Mufflette · 24/06/2022 15:44

I've kept up my Ashtanga practice twice a week so far during my pregnancy (plus one more Hatha-y session + one of pregnancy yoga). I'm 32 weeks now and still feel comfortable doing my modified practice, but I don't know if I'm being overambitious thinking I can just carry on til baby's here.

Would love to hear others' experiences, especially if you had a regular Ashtanga or other vinyasa-based practice - does there come a point where your body just says 'enough with this now'?!

OP posts:
doadeer · 27/06/2022 18:52

It depends what adaptations you're making. I know lots who continued until birth. I had such severe pgp by the end I couldn't do a child's pose, was crazy.

How heavily are you adapting? I wouldn't continue the primary series but movement and yoga can be great right up to birth

Mufflette · 28/06/2022 14:50

Thanks @doadeer , the pgp must have been super frustrating!
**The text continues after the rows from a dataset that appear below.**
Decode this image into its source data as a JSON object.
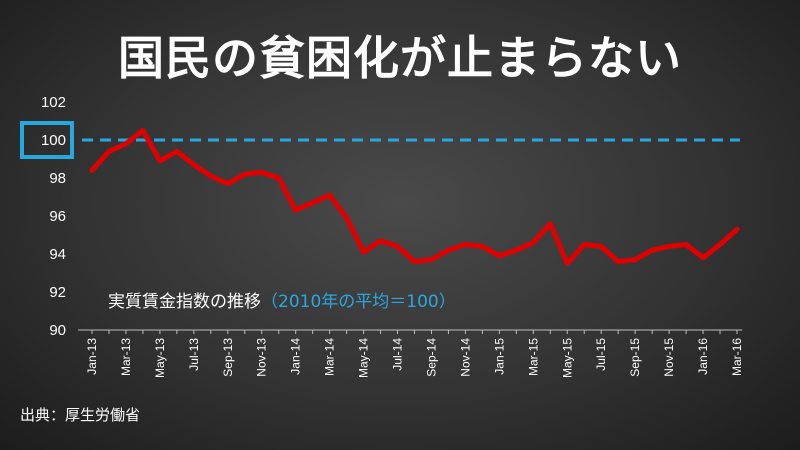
{
  "title": "国民の貧困化が止まらない",
  "source": "出典：厚生労働省",
  "colors": {
    "line": "#e00000",
    "reference": "#29a8e0",
    "highlight_box": "#29a8e0",
    "text": "#ffffff"
  },
  "chart_data": {
    "type": "line",
    "title": "国民の貧困化が止まらない",
    "annotation_main": "実質賃金指数の推移",
    "annotation_sub": "（2010年の平均＝100）",
    "ylim": [
      90,
      102
    ],
    "yticks": [
      "90",
      "92",
      "94",
      "96",
      "98",
      "100",
      "102"
    ],
    "highlighted_ytick": "100",
    "reference_line": 100,
    "grid": false,
    "x": [
      "Jan-13",
      "Feb-13",
      "Mar-13",
      "Apr-13",
      "May-13",
      "Jun-13",
      "Jul-13",
      "Aug-13",
      "Sep-13",
      "Oct-13",
      "Nov-13",
      "Dec-13",
      "Jan-14",
      "Feb-14",
      "Mar-14",
      "Apr-14",
      "May-14",
      "Jun-14",
      "Jul-14",
      "Aug-14",
      "Sep-14",
      "Oct-14",
      "Nov-14",
      "Dec-14",
      "Jan-15",
      "Feb-15",
      "Mar-15",
      "Apr-15",
      "May-15",
      "Jun-15",
      "Jul-15",
      "Aug-15",
      "Sep-15",
      "Oct-15",
      "Nov-15",
      "Dec-15",
      "Jan-16",
      "Feb-16",
      "Mar-16"
    ],
    "xtick_labels": [
      "Jan-13",
      "Mar-13",
      "May-13",
      "Jul-13",
      "Sep-13",
      "Nov-13",
      "Jan-14",
      "Mar-14",
      "May-14",
      "Jul-14",
      "Sep-14",
      "Nov-14",
      "Jan-15",
      "Mar-15",
      "May-15",
      "Jul-15",
      "Sep-15",
      "Nov-15",
      "Jan-16",
      "Mar-16"
    ],
    "series": [
      {
        "values": [
          98.4,
          99.4,
          99.8,
          100.5,
          98.9,
          99.4,
          98.7,
          98.1,
          97.7,
          98.2,
          98.3,
          98.0,
          96.3,
          96.7,
          97.1,
          95.9,
          94.1,
          94.7,
          94.4,
          93.6,
          93.7,
          94.2,
          94.5,
          94.4,
          93.9,
          94.2,
          94.6,
          95.6,
          93.5,
          94.5,
          94.4,
          93.6,
          93.7,
          94.2,
          94.4,
          94.5,
          93.8,
          94.5,
          95.3
        ]
      }
    ]
  }
}
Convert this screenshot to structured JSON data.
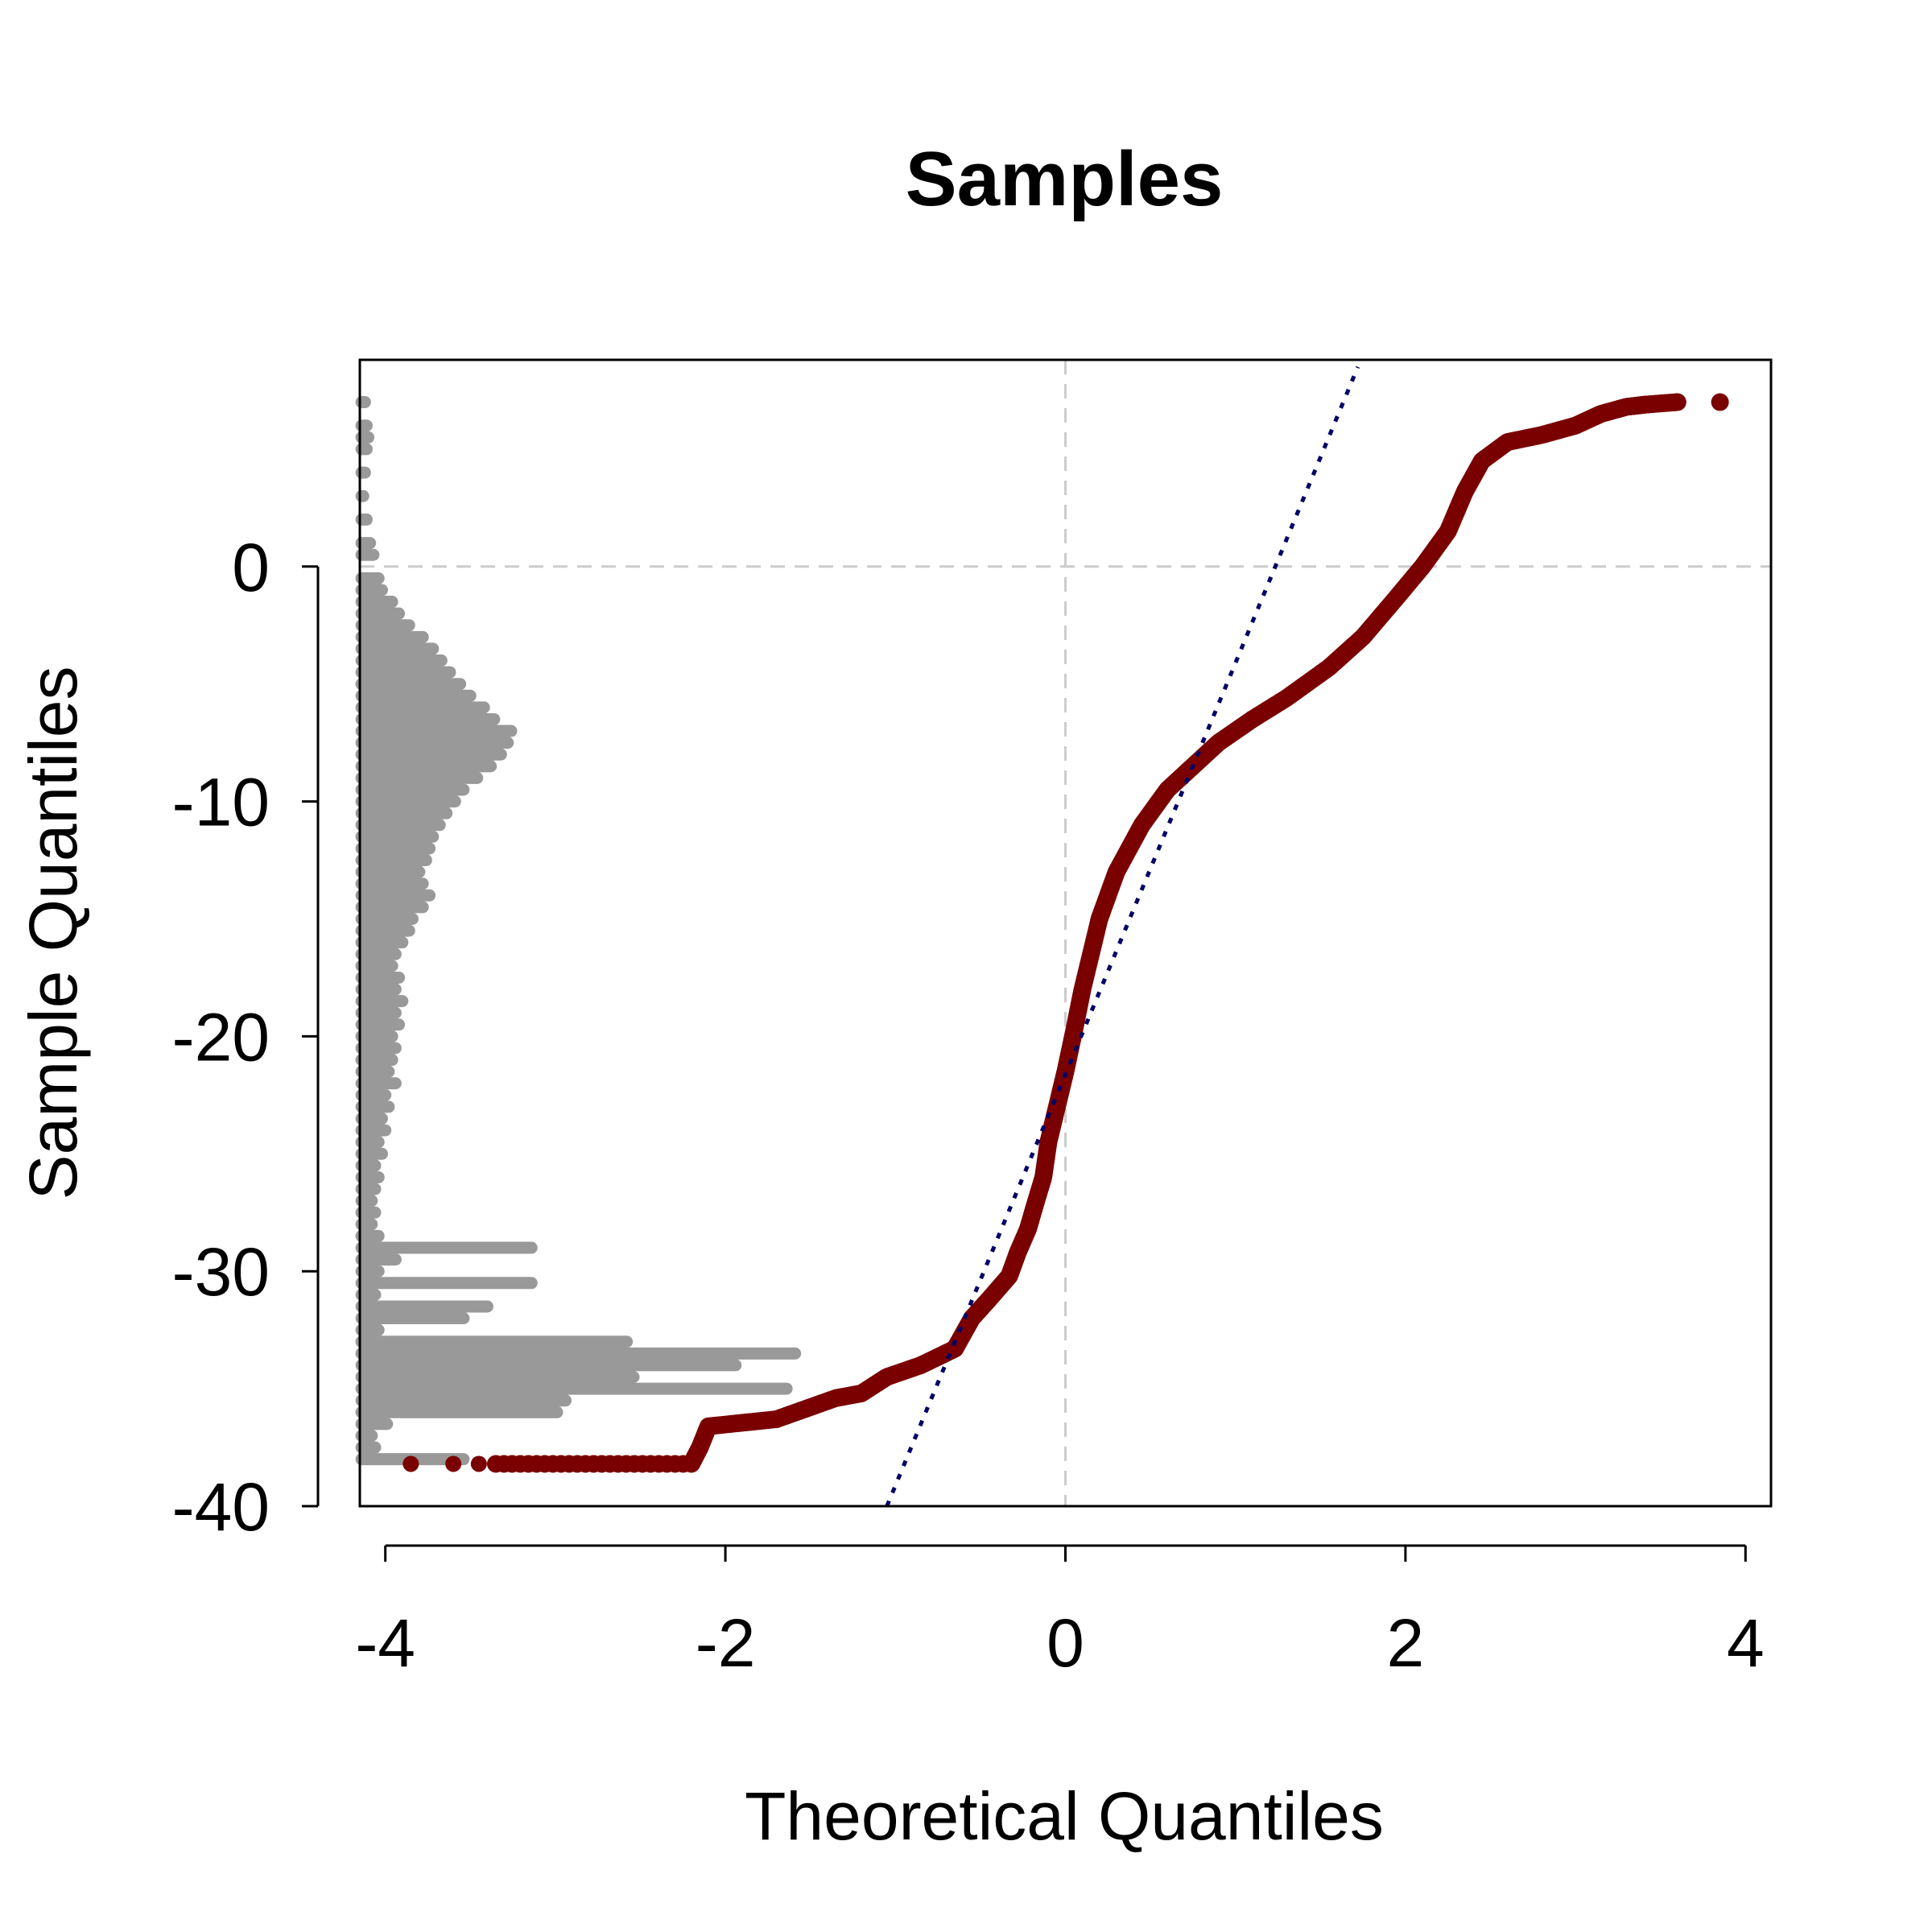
{
  "chart_data": {
    "type": "scatter",
    "title": "Samples",
    "xlabel": "Theoretical Quantiles",
    "ylabel": "Sample Quantiles",
    "xlim": [
      -4.15,
      4.15
    ],
    "ylim": [
      -40,
      8.8
    ],
    "xticks": [
      -4,
      -2,
      0,
      2,
      4
    ],
    "xtick_labels": [
      "-4",
      "-2",
      "0",
      "2",
      "4"
    ],
    "yticks": [
      0,
      -10,
      -20,
      -30,
      -40
    ],
    "ytick_labels": [
      "0",
      "-10",
      "-20",
      "-30",
      "-40"
    ],
    "reference_lines": {
      "x": 0,
      "y": 0,
      "style": "dashed",
      "color": "#cccccc"
    },
    "qq_line": {
      "x": [
        -1.05,
        1.72
      ],
      "y": [
        -40,
        8.5
      ],
      "color": "#000066",
      "style": "dotted"
    },
    "colors": {
      "points": "#7a0000",
      "histogram": "#999999"
    },
    "qq_curve": {
      "x": [
        -3.85,
        -3.6,
        -3.45,
        -3.35,
        -2.2,
        -2.15,
        -2.1,
        -1.7,
        -1.35,
        -1.2,
        -1.05,
        -0.85,
        -0.65,
        -0.55,
        -0.45,
        -0.33,
        -0.28,
        -0.22,
        -0.18,
        -0.13,
        -0.1,
        -0.05,
        0.0,
        0.05,
        0.1,
        0.2,
        0.3,
        0.45,
        0.6,
        0.75,
        0.9,
        1.1,
        1.3,
        1.55,
        1.75,
        1.95,
        2.1,
        2.25,
        2.35,
        2.45,
        2.6,
        2.8,
        3.0,
        3.15,
        3.3,
        3.42,
        3.6,
        3.85
      ],
      "y": [
        -38.2,
        -38.2,
        -38.2,
        -38.2,
        -38.2,
        -37.5,
        -36.6,
        -36.3,
        -35.4,
        -35.2,
        -34.5,
        -34.0,
        -33.3,
        -32.0,
        -31.2,
        -30.2,
        -29.2,
        -28.2,
        -27.2,
        -26.0,
        -24.5,
        -23.0,
        -21.5,
        -19.8,
        -18.0,
        -15.0,
        -13.0,
        -11.0,
        -9.5,
        -8.5,
        -7.5,
        -6.5,
        -5.6,
        -4.3,
        -3.0,
        -1.3,
        0.0,
        1.5,
        3.2,
        4.5,
        5.3,
        5.6,
        6.0,
        6.5,
        6.8,
        6.9,
        7.0,
        7.0
      ]
    },
    "histogram": {
      "bin_centers": [
        7.0,
        6.0,
        5.5,
        5.0,
        4.0,
        3.0,
        2.0,
        1.0,
        0.5,
        -0.5,
        -1.0,
        -1.5,
        -2.0,
        -2.5,
        -3.0,
        -3.5,
        -4.0,
        -4.5,
        -5.0,
        -5.5,
        -6.0,
        -6.5,
        -7.0,
        -7.5,
        -8.0,
        -8.5,
        -9.0,
        -9.5,
        -10.0,
        -10.5,
        -11.0,
        -11.5,
        -12.0,
        -12.5,
        -13.0,
        -13.5,
        -14.0,
        -14.5,
        -15.0,
        -15.5,
        -16.0,
        -16.5,
        -17.0,
        -17.5,
        -18.0,
        -18.5,
        -19.0,
        -19.5,
        -20.0,
        -20.5,
        -21.0,
        -21.5,
        -22.0,
        -22.5,
        -23.0,
        -23.5,
        -24.0,
        -24.5,
        -25.0,
        -25.5,
        -26.0,
        -26.5,
        -27.0,
        -27.5,
        -28.0,
        -28.5,
        -29.0,
        -29.5,
        -30.0,
        -30.5,
        -31.0,
        -31.5,
        -32.0,
        -32.5,
        -33.0,
        -33.5,
        -34.0,
        -34.5,
        -35.0,
        -35.5,
        -36.0,
        -36.5,
        -37.0,
        -37.5,
        -38.0
      ],
      "extent": [
        0.02,
        0.03,
        0.04,
        0.03,
        0.02,
        0.01,
        0.03,
        0.05,
        0.07,
        0.1,
        0.12,
        0.18,
        0.22,
        0.28,
        0.36,
        0.42,
        0.47,
        0.52,
        0.58,
        0.64,
        0.72,
        0.78,
        0.88,
        0.86,
        0.82,
        0.76,
        0.68,
        0.6,
        0.55,
        0.5,
        0.46,
        0.42,
        0.4,
        0.38,
        0.34,
        0.36,
        0.4,
        0.36,
        0.3,
        0.28,
        0.24,
        0.2,
        0.18,
        0.22,
        0.2,
        0.24,
        0.2,
        0.22,
        0.18,
        0.2,
        0.18,
        0.16,
        0.2,
        0.14,
        0.16,
        0.12,
        0.14,
        0.1,
        0.12,
        0.08,
        0.1,
        0.08,
        0.06,
        0.08,
        0.06,
        0.1,
        1.0,
        0.2,
        0.1,
        1.0,
        0.08,
        0.74,
        0.6,
        0.1,
        1.56,
        2.55,
        2.2,
        1.6,
        2.5,
        1.2,
        1.15,
        0.15,
        0.06,
        0.08,
        0.6
      ]
    }
  }
}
I'm still doing primary series but it feels very adapted - no jumps, no lifts, legs up against the wall replacing the finishing sequence, shorter stances, staying upright in seating forward folds etc... I might just need to stop thinking about it and be prepared to recognise a point where my body says it's time to take a rest!

OP posts:
doadeer · 28/06/2022 14:53

Can you go to a pregnancy yoga class? Nice to meet other mums and they talk about preparation for birth.

Are you also doing open twists and nothing supine or on stomach? Those are the big adaptations too.

Just do what feels right, but remember you produce relaxin which makes your joints more malleable - so best to be mindful of that

crossstitchingnana · 28/06/2022 14:57

I did active birth yoga right up to births. Really helped me.

Mufflette · 28/06/2022 15:15

Thanks @doadeer I'm doing the pregnancy classes and those adaptations so all good on those fronts.

I'm hypermobile on top of the relaxin so that combination might be what pushes me to stop if I realise I'm able to move too much rather than not enough, 'would I have been able to flex this much last year' is definitely the thing to look out for I think.

Thanks @crossstitchingnana fingers crossed I'll be able to say that in a few months too!

OP posts:
Goodskin46 · 28/06/2022 15:20

I did yoga until the birth. Back at it 2 weeks afterwards.

doadeer · 28/06/2022 15:22

I'm hypermobile too that's one of the triggers for my pelvic pain my pelvis was just so loose. I can't say this more emphatically but do some pregnancy pilates, things like clam shells. Keep those muscles strong. I wish wish wish I'd done more like that

Mufflette · 29/06/2022 06:47

Thanks @Goodskin46 that's very motivating to hear!

@doadeer I'll definitely take that advice, thank you, will hunt out some pregnancy Pilates today!

OP posts:
InvisibleDragon · 29/06/2022 13:28

I did Yoga with Adriene 30 days of yoga on repeat throughout pregnancy up to 39 weeks. At that point the bump was too big to do most postures comfortably because it just got in the way of everything.

The other thing I noticed in late pregnancy was how much effort it took to do simple leg balances like tree pose. I got really wobbly and my heart rate would get much higher from the effort of holding the pose (combination of extra weight + loose ligaments I think). By the end of pregnancy I was also replacing most core work (plank etc) with something simpler like bird-dogs.

My yoga may be a lot more basic than yours, but if your body feels fine, I'd say keep going. You'll know when your body wants you to modify.

It's been great for post C-section recovery too.